Royal Caribbean has reported a $1.1 billion adjusted net loss for the first quarter of 2021, compared to a loss of $310 million a year ago.
The cruise giant said first quarter average monthly cash burn was approximately $300 million.
This was slightly higher than the previously announced range, officials confirmed, driven mainly by fleetwide restart expenses and timing.
Revenues for the first three months were $42 million.
However, there was a chink of light on the horizon, with chief executive Richard Fain revealing recent talks with the Centres for Disease Control & Prevention (CDC) giving the company hope it could operate an Alaska cruise season this summer.
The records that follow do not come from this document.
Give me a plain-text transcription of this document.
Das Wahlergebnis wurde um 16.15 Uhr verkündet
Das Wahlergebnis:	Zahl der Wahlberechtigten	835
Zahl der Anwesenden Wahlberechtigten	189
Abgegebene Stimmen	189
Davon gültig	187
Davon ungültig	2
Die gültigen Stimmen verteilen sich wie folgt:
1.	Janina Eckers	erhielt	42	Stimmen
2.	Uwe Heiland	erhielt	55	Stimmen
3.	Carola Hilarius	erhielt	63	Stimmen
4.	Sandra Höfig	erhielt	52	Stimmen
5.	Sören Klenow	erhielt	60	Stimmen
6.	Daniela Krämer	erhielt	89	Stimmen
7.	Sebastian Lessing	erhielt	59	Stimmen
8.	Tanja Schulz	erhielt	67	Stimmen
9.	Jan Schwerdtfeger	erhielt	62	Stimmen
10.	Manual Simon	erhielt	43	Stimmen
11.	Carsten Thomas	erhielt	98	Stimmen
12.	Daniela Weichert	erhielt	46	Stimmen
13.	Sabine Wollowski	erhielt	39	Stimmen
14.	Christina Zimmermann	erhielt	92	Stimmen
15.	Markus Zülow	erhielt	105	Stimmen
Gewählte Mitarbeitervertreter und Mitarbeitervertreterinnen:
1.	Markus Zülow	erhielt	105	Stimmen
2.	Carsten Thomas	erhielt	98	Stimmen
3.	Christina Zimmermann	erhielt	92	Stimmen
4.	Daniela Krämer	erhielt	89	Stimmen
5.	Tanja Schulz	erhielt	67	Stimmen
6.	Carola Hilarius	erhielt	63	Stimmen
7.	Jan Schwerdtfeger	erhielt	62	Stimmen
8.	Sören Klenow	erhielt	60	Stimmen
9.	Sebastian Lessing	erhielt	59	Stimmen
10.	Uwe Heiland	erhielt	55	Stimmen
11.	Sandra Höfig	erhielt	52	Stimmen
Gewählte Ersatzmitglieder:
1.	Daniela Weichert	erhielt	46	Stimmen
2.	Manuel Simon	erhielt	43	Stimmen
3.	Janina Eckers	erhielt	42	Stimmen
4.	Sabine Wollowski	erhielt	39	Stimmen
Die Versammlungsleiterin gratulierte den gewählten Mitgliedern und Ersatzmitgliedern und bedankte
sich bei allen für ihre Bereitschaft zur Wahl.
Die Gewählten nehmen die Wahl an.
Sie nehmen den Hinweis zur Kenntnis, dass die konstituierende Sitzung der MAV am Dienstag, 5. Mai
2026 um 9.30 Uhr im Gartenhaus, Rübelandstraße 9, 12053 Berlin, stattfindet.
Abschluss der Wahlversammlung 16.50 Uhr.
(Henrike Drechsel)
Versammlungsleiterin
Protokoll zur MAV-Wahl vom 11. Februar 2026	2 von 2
“We have had very constructive dialogues with the CDC in recent weeks about resuming cruising in the United States in a safe and healthy manner,” Fain said.
“Last night, the CDC notified us of some clarifications and amplifications of their conditional sail order which addressed uncertainties and concerns we had raised.
“They have dealt with many of these items in a constructive manner that takes into account recent advances in vaccines and medical science.
“Although this is only part of a very complex process,” Fain continued, “it encourages us that we now see a pathway to a healthy and achievable return to service, hopefully in time for an Alaskan season.”
Royal Caribbean said sailings in Europe and Asia have so far tallied just 21 Covid-19 cases among more than 125,000 passengers, equating to a positivity rate of 0.01 per cent.
Fain said this shows the success of mitigation protocols even before vaccination.
Booking activity for the second half of 2021 is aligned with the anticipated resumption of cruising.
Pricing on these bookings is higher than in 2019, both including and excluding the dilutive impact of future cruise credits.